Aldi will neue Massstäbe in der Schweizer Bio-Landschaft schaffen und lanciert ein neues Label. Den Start machen unter anderem Milchprodukte aus antibiotikafreier Tierhaltung.

Die neue Bio-Produktlinie läuft unter den Namen «Retour aux Sources», wie Aldi Suisse am 13. Mai 2022 an einer Medienkonferenz auf dem Lehenhof in Rothrist AG bekannt gab. «Wir wollen schweizweit weiterbringen, was dieser Betrieb bezüglich antibiotikafreier Produktion leistet», sagte Jérôme Meyer, CEO von Aldi Suisse.

10 Rappen höherer Produzentenpreis

Hans Braun vom Lehenhof ist ein Pionier der antibiotikafreien Milchvieh-Haltung. «Wir haben seit 2005 bei Milchkühen kein Antibiotika mehr eingesetzt», sagt er. Der Betrieb habe damals Probleme mit dem Biomilch-Absatz gehabt und nach neuen Möglichkeiten gesucht und sich zu diesem Schritt entschieden. «Bisher konnten wir aber nur 10 bis 15 Prozent der Milch tatsächlich so mit Mehrwert absetzen», betont Braun.

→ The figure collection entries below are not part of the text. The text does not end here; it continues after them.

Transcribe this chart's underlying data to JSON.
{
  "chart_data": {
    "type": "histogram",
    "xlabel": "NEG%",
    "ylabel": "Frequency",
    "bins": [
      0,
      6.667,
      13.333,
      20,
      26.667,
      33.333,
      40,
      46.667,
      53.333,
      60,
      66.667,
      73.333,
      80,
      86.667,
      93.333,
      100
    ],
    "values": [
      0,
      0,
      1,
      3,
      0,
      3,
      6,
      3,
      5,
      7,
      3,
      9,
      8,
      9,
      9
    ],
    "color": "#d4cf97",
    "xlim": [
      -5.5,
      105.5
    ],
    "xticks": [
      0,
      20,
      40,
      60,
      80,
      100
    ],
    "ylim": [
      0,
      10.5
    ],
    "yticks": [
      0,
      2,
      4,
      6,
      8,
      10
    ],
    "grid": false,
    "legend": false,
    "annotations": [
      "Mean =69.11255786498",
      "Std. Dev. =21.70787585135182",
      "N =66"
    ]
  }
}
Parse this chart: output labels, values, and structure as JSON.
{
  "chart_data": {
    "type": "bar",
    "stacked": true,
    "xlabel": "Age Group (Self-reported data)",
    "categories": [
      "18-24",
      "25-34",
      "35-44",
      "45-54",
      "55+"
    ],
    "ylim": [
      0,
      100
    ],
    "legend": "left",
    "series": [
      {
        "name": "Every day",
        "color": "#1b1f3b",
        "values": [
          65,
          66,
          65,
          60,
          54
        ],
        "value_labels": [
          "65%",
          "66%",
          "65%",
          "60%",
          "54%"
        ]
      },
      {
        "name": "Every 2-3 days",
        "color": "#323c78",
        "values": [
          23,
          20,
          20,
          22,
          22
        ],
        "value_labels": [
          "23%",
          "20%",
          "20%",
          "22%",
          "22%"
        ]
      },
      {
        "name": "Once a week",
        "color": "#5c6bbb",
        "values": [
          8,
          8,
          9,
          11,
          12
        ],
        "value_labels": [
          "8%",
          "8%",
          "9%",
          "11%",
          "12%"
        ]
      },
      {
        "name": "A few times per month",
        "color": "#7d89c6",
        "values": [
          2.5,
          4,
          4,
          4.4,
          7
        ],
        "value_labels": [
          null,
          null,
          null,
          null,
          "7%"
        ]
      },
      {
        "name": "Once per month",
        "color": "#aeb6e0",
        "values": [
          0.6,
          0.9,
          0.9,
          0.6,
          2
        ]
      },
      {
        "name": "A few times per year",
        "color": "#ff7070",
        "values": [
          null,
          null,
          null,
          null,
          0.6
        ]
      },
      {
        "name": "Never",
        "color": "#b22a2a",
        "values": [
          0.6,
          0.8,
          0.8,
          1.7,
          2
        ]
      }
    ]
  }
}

Hans Braun bei den Kälbern. Er setzt seit 2005 auf antibiotikafreie Milchproduktion. Und er beliefert nun auch Aldi Schweiz.
Jonas Ingold

Dank der neuen Aldi-Linie könne er nun sämtliche Bio-Milch aus antibiotikafreier Tierhaltung entsprechend vermarkten. Das wirkt sich auch finanziell aus. Er erhält von Aldi Suisse 10 Rappen mehr pro Kilo Milch für die antibiotikafreie Milchviehhaltung.

«Wir wollen, dass Bio-Produkte keine Luxusgüter sind, aber die Produzenten dennoch gute Preise erhalten», sagt Jérôme Meyer. Fairness gegenüber den Produzenten sei eine nicht verhandelbare Grundlage der Marke, stellt er klar. Aldi bringe die Bio-Produkte mit geringerer Marge und damit günstiger in die Läden, ohne dass deshalb die Produzentenpreise darunter litten. 1,79 Fr. kostet der Liter Milch von «Retour aux Sources».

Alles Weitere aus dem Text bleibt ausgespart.